Prepared Environment

Our areas of learning in the classroom:

1. Exercises in Practical Life

The practical life area is one of four general areas in the classroom environment. Activities here build on the child’s natural interest and help her/him develop good work habits, concentration, eye-hand coordination and lengthened attention span and control of her/his body. The child learns to work independently and achieve success in later work that is more academic in nature. These activities form the foundation. These include a wide variety of materials dealing with developing coordination of movements, leading to self-reliance and introducing the child to the order and sequence of actions involved in the completion of certain activities. These exercises also cultivate concentration of mind, eye-hand coordination, muscular control and give the child a sense of joy at having achieved something. These exercises do fall into the following categories:

  1. Care of person
  2. Care of Environment – Indoors
  3. Care of Environment – Outdoors
  4. Elementary Movements
  5. Exercises of Grace and Courtesy

2. Exercises for the Sensorial Development of the Child

Montessori sensorial materials are designed to make judgments; to compare and discriminate on the basis of size, shape, weight, texture and colour; to store up impressions on her/his “muscular memory” and to develop the use of certain muscles and motions. These materials are self-correcting hands-on materials that aid your child in her/his developing powers of vision, learning, touch and smell. These materials engage the hand and mind to create lasting learning experiences for your child. These materials become indirect preparations for later academic skills. These involve the use of apparatus for training the different senses:

  1. Sensorial apparatus for discrimination of DIMENSION.
  2. Sensorial apparatus for discrimination of COLOUR.
  3. Sensorial apparatus for discrimination of FORM & SHAPE.
  4. Sensorial apparatus for discrimination of TEXTURE.
  5. Sensorial apparatus for discrimination of WEIGHT.
  6. Sensorial apparatus for discrimination of TEMPERATURE.
  7. Sensorial apparatus for discrimination of FORM, TEXTURE and DIMENSIONS with blindfolded eyes.
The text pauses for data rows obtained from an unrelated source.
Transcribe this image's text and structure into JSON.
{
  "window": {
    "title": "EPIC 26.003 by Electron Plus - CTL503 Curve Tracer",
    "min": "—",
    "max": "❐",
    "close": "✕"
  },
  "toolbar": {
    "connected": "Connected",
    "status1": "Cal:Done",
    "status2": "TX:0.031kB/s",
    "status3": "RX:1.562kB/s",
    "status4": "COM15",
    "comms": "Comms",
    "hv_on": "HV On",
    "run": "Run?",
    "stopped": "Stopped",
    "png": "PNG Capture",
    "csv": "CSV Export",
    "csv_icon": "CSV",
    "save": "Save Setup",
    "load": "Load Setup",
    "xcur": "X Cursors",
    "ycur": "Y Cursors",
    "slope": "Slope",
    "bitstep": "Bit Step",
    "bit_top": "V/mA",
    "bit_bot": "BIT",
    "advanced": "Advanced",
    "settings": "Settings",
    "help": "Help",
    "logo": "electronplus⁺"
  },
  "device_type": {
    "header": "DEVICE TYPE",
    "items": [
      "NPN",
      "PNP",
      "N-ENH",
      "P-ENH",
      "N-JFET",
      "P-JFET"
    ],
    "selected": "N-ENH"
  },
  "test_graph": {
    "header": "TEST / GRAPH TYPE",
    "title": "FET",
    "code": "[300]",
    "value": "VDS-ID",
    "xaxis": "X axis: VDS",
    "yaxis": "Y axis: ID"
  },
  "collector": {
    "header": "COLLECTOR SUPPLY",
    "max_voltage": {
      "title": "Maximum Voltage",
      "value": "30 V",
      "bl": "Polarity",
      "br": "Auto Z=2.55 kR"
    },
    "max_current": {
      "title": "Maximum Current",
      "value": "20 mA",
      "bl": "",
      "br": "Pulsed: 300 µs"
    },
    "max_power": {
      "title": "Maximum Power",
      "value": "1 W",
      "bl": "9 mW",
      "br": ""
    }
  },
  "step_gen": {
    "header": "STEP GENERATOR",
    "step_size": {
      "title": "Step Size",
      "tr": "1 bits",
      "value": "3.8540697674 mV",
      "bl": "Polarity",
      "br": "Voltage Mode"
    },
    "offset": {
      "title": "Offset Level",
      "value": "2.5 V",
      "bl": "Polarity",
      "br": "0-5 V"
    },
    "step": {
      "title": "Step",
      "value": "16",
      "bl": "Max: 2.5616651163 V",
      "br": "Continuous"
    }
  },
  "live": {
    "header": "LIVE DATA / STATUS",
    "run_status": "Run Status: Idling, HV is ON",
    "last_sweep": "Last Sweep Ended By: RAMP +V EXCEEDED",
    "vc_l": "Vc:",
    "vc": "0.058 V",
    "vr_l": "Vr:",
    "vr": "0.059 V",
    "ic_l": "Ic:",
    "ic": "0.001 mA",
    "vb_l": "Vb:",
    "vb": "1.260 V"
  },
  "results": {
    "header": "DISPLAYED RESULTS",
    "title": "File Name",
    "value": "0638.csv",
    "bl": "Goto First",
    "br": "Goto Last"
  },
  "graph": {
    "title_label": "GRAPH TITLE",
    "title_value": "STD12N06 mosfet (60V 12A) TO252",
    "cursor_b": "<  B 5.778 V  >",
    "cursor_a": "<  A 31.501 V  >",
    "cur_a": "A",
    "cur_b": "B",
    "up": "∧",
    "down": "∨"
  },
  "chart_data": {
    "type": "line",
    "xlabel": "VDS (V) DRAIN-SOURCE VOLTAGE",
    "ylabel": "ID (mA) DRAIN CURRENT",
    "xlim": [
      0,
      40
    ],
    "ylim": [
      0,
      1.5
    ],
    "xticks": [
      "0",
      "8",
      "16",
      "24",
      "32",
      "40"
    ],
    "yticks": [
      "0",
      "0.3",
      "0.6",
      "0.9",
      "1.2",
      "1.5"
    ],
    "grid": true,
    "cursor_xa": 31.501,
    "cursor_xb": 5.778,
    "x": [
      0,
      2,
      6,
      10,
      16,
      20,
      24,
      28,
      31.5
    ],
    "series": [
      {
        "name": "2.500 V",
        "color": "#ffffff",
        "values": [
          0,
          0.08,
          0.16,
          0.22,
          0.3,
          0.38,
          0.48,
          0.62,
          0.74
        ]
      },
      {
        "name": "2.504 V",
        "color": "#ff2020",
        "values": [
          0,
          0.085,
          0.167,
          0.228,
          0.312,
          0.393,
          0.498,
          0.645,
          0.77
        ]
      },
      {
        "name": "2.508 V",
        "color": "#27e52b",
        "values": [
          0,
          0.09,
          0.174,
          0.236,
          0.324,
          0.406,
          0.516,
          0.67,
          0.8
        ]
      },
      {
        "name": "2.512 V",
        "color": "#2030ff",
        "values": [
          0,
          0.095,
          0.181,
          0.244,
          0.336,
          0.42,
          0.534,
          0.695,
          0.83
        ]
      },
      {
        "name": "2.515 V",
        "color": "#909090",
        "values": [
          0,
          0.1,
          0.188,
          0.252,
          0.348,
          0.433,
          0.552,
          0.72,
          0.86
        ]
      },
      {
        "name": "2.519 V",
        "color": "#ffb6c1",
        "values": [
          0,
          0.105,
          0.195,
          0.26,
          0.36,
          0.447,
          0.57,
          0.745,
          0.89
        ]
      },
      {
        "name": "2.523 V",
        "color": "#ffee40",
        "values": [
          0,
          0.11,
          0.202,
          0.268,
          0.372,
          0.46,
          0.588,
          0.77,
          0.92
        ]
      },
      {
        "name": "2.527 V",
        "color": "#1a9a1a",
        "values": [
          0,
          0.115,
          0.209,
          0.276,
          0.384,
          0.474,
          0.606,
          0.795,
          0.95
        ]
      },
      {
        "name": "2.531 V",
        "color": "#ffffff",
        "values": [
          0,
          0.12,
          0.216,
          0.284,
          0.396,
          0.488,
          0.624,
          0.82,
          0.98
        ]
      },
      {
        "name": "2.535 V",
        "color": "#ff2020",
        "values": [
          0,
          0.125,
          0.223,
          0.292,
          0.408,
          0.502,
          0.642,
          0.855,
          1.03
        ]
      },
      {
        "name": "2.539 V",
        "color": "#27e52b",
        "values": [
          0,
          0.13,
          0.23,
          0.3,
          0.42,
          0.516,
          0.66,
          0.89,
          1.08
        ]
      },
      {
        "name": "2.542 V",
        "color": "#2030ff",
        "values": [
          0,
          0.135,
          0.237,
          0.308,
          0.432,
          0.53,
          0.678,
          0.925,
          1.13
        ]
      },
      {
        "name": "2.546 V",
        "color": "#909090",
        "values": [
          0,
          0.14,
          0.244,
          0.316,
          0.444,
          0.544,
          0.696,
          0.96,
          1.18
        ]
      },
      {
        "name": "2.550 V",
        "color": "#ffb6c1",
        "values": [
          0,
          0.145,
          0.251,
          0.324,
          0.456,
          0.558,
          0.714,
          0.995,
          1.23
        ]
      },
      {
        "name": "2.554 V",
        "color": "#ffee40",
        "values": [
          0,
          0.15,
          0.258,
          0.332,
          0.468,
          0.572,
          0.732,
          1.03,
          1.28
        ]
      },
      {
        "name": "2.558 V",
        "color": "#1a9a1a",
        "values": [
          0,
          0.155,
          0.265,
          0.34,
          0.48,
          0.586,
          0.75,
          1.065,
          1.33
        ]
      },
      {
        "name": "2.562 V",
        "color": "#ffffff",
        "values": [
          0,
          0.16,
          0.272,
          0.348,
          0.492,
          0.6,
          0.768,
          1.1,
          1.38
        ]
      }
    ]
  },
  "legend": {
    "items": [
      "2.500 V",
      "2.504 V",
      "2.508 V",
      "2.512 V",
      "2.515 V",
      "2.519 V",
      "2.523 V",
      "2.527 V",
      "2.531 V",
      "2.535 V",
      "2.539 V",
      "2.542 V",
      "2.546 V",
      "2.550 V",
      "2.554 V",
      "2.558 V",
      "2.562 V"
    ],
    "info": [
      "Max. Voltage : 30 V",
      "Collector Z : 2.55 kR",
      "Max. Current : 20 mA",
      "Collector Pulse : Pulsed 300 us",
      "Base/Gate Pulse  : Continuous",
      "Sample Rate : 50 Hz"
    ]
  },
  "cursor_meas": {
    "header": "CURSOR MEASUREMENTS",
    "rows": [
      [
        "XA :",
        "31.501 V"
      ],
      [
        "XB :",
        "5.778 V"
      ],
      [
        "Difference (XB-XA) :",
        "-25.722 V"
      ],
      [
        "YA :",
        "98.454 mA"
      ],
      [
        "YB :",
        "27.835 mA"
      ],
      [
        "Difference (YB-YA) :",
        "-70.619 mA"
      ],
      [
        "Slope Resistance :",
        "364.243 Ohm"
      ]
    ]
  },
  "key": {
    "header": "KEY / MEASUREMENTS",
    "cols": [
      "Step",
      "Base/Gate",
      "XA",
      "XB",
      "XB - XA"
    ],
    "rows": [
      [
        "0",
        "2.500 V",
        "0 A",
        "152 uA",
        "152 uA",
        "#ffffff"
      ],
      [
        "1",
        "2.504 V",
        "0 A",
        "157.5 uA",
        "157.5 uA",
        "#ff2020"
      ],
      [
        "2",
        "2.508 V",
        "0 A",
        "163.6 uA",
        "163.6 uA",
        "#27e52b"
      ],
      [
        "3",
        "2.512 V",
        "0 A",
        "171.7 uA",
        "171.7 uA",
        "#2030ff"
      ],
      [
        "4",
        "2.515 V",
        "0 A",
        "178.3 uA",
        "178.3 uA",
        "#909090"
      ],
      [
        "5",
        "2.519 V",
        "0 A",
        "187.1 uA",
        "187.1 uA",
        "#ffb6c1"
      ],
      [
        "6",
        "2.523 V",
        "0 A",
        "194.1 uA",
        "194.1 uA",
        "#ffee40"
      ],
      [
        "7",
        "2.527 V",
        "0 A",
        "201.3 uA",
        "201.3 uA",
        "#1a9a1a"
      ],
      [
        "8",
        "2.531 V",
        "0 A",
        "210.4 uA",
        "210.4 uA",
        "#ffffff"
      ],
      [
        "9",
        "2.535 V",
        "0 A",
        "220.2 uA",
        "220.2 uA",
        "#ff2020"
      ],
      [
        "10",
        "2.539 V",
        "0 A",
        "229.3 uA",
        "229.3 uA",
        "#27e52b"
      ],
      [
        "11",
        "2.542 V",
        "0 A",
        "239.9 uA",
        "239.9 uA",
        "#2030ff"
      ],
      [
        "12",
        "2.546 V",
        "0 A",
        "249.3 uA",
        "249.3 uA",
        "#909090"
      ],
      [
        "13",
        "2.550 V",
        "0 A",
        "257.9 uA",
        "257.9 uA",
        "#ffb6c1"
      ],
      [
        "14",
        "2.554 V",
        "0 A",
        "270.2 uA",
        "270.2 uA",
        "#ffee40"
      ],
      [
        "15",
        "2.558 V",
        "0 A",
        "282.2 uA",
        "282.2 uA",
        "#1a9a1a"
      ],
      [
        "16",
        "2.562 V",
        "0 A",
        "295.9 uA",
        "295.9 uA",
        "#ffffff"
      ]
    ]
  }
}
3. Exercises for the Development of Spoken and Written Language:

In the language area the hand is prepared for drawing and writing. The child also learns how to match the individual letters of the alphabet with their sound thus reinforcing her/his visual recognition of the letters. The child then sounds out and constructs the names of simple objects with the letters. These involve the use of Classified Cards, the Moveable Alphabet, apparatus designed to introduce the letters of the alphabet and their sound; the functions of words shown through various “games” as well as many Pre-Reading “games” such as the ‘I Spy’ game, News Period, Questions game, Poems and Nursery Rhymes, Songs, Stories and the Library Corner. Specially prepared concrete mathematical apparatus with which the child works and absorbs the impressions and abstracts the mathematical ideas and concepts which nobody can abstract for him. Related to the use of each apparatus are several games that are played with the purpose of reinforcing the concepts shown in each exercise.

4. Mathematics:

In the math area the child uses materials that enable her/his to get physical sense of quantity and then associate this with the corresponding numeric symbols. Concrete materials have been designed to represent all types of quantities. If a child has access to mathematical equipment in her/his early years she/he can easily and joyfully assimilate many facts and skills of arithmetic. The more they use these materials the more they gradually consolidate in themselves the mathematical concepts and process. The road taken by children is math from concrete to abstract amazes teachers. There are many treasures to discover in the Montessori prepared environment.

Our aim is to walk with the children on a path of trust, helping them understand how to live their lives, how to develop their talents, how to share their live and how to do what’s right.

In the Montessori classroom, each child creates her/his own cycle of activity based on individual interest. This cycle of self-directed activity lengths the Child’s attention span; our classroom, a caringly prepared well equipped environment, is a vibrant and dynamic learning environment where structure is created by each child selecting her/his activity, doing it and returning it to the shelf. An environment has been created where children enjoy working with grace and dignity. Lessons in grace and courtesy help the children with their social skills so important for them to adapt to the society they live in.

Children have shown us when given a prepared environment, a knowledgeable adult and an uninterrupted work cycle the natural state of the child is to a happy, considerate and contented person. The child’s self-construction is aided by what Montessorians call the “inner teacher” or the child’s unconscious urge to connect to certain activities. The child’s interest and attention are the outward manifestation of this.

The child’s explosion into writing is closely connected with his special sensitivity for language, and this was operative at the time when he began to speak.